At the time, John said, his cellular phone mostly wasn’t working. He got a message to a cousin and the pastor of his church, but couldn’t reach his wife. He feared she had been killed, and later became convinced of it, John said.

When he reached the ground, John said, he was caught in a shower of falling debris. Suffocating dust turned a black man white, he recalled.

“I came down 81 floors, but death finally caught up to me,” John recalled thinking.

He said he found himself buried in rubble with FBI agent Leonard Hatton, and they helped dig each other out. As they got clear of the building, “this brave FBI agent said, ‘You run ahead. I’ve got to go back and get more people,’ ” John said.

An FBI spokesman said other agents saw Hatton returning to the building, where he was killed. They didn’t see Sujo John, but the agency has no reason to doubt his account, the spokesman said.

Uninjured except for slight cuts, John made his way to a store. He said an employee gave him water and took his cell phone to try to call his wife, but was interrupted when the phone rang.

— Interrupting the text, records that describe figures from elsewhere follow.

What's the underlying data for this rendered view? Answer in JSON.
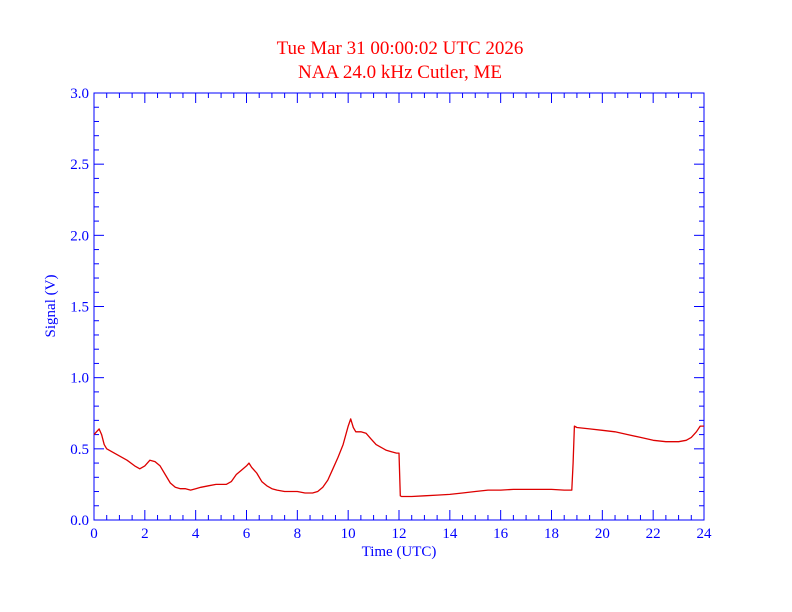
{
  "chart_data": {
    "type": "line",
    "title": "Tue Mar 31 00:00:02 UTC 2026",
    "subtitle": "NAA 24.0 kHz Cutler, ME",
    "xlabel": "Time (UTC)",
    "ylabel": "Signal (V)",
    "xlim": [
      0,
      24
    ],
    "ylim": [
      0,
      3
    ],
    "xticks": [
      0,
      2,
      4,
      6,
      8,
      10,
      12,
      14,
      16,
      18,
      20,
      22,
      24
    ],
    "xtick_labels": [
      "0",
      "2",
      "4",
      "6",
      "8",
      "10",
      "12",
      "14",
      "16",
      "18",
      "20",
      "22",
      "24"
    ],
    "yticks": [
      0,
      0.5,
      1,
      1.5,
      2,
      2.5,
      3
    ],
    "ytick_labels": [
      "0.0",
      "0.5",
      "1.0",
      "1.5",
      "2.0",
      "2.5",
      "3.0"
    ],
    "grid": false,
    "colors": {
      "axis": "#0000ff",
      "title": "#ff0000",
      "line": "#dd0000"
    },
    "series": [
      {
        "x": [
          0,
          0.1,
          0.2,
          0.3,
          0.4,
          0.5,
          0.7,
          1.0,
          1.3,
          1.6,
          1.8,
          2.0,
          2.2,
          2.4,
          2.6,
          2.8,
          3.0,
          3.2,
          3.4,
          3.6,
          3.8,
          4.0,
          4.2,
          4.5,
          4.8,
          5.0,
          5.2,
          5.4,
          5.6,
          5.8,
          6.0,
          6.1,
          6.2,
          6.4,
          6.6,
          6.8,
          7.0,
          7.2,
          7.5,
          7.8,
          8.0,
          8.3,
          8.6,
          8.8,
          9.0,
          9.2,
          9.4,
          9.6,
          9.8,
          10.0,
          10.1,
          10.2,
          10.3,
          10.5,
          10.7,
          10.9,
          11.1,
          11.3,
          11.5,
          11.7,
          11.9,
          12.0,
          12.05,
          12.1,
          12.5,
          13.0,
          13.5,
          14.0,
          14.5,
          15.0,
          15.5,
          16.0,
          16.5,
          17.0,
          17.5,
          18.0,
          18.5,
          18.8,
          18.85,
          18.9,
          19.0,
          19.5,
          20.0,
          20.5,
          21.0,
          21.5,
          22.0,
          22.5,
          23.0,
          23.3,
          23.5,
          23.7,
          23.85,
          24.0
        ],
        "y": [
          0.6,
          0.62,
          0.64,
          0.6,
          0.53,
          0.5,
          0.48,
          0.45,
          0.42,
          0.38,
          0.36,
          0.38,
          0.42,
          0.41,
          0.38,
          0.32,
          0.26,
          0.23,
          0.22,
          0.22,
          0.21,
          0.22,
          0.23,
          0.24,
          0.25,
          0.25,
          0.25,
          0.27,
          0.32,
          0.35,
          0.38,
          0.4,
          0.37,
          0.33,
          0.27,
          0.24,
          0.22,
          0.21,
          0.2,
          0.2,
          0.2,
          0.19,
          0.19,
          0.2,
          0.23,
          0.28,
          0.36,
          0.44,
          0.53,
          0.66,
          0.71,
          0.65,
          0.62,
          0.62,
          0.61,
          0.57,
          0.53,
          0.51,
          0.49,
          0.48,
          0.47,
          0.47,
          0.17,
          0.165,
          0.165,
          0.17,
          0.175,
          0.18,
          0.19,
          0.2,
          0.21,
          0.21,
          0.215,
          0.215,
          0.215,
          0.215,
          0.21,
          0.21,
          0.4,
          0.66,
          0.65,
          0.64,
          0.63,
          0.62,
          0.6,
          0.58,
          0.56,
          0.55,
          0.55,
          0.56,
          0.58,
          0.62,
          0.66,
          0.66
        ]
      }
    ]
  }
}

It was John’s wife calling.

She said she had arrived late to work because of traffic, and wasn’t in the building when she saw a second plane crash into the south tower.

“I got the chills a couple of times,” Jenkins High freshman Georgia Goot said after listening to John. “That was horrible. It made me realize how bad it was.”

Goot, like some other students, said she was moved that John worried about his wife while facing death himself.

“He just stuck right through and kept fighting to find his wife and see what happened,” senior Clint Hagen said.